Cornered, out of options, on the wrong side of a red lightsaber and yet still determined to chart her own path away from the Sith, Lola reveals to her old master the world of paint and color and potential that she seeks.

“Darkness is your fate,” the Sith screams, thrusting Lola backward with the Force. She falls; her lightsaber clatters to the ground.

And then she realizes something.

“Light and darkness are part of the painting,” she says. “Part of me.” She lifts droplets of black paint all around her, and they suddenly become every color of the rainbow—dark and light.

She ignites her double-sided lightsaber—yellow and red—and defeats her old master. As he vanishes into the dark side, he chuckles. He thinks he’s won—won her over to the dark side for good. Sith, you’ll recall, deal in absolutes.

But Lola will still chart her own destiny. “I’m no Sith.”

This beautifully done short ends with Lola and E2 blasting off into space, leaving the planet and self-imposed exile behind in a splash of color.
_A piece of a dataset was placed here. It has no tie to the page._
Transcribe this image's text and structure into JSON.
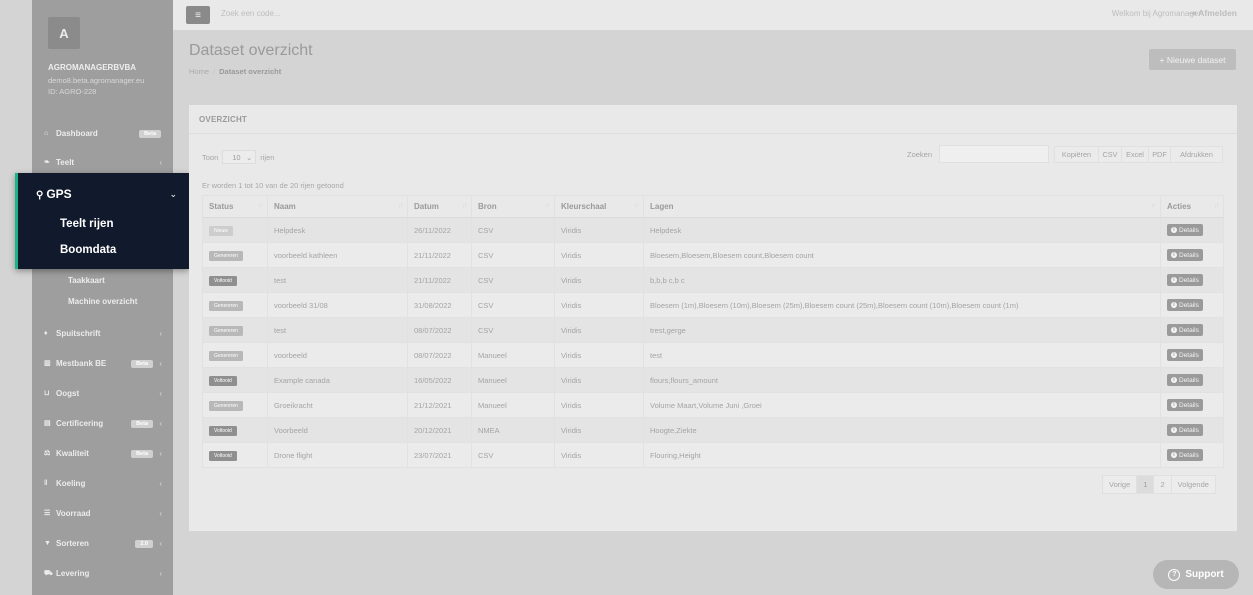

But that scene speckled with black paint droplets that suddenly turn red and blue and purple and yellow—that’s the one that sticks with me. Because it points to the nature of the Force, of the dark side and the light and the agency we all have to choose which we will embrace in each and every moment. It’s not a question of absolutes but of agency.

Lola’s painting—her own life—was necessarily made up of darkness and light, and they both were part of her, part of who she was and was becoming. Darkness cannot be simply scrubbed over, washed out or replaced.

But too often in Star Wars, we think of the dark side and the light side of the Force as these two separate ends of a very long, dichotomous spectrum: I’ve made choices that land me on the dark side; I’ve made choices that land me on the light side; and, the journey between the two is arduous, a saga in and of itself.

What “Sith” reminds us is that these two halves of the same whole exist in each and every moment, and we have the agency with which to change the proverbial color, right here, right now. The past does not determine our present or future, and each moment is primed with potential.

And Lola learns that lesson—and more importantly, learns that the fullness of her painting, her very self, needs to be shared with the wider galaxy.

Exile, loneliness, shame and self-doubt—these are the way of the dark side. And still, how quickly the dark can turn to light.

Star Wars: Visions Volume II is streaming now on Disney+.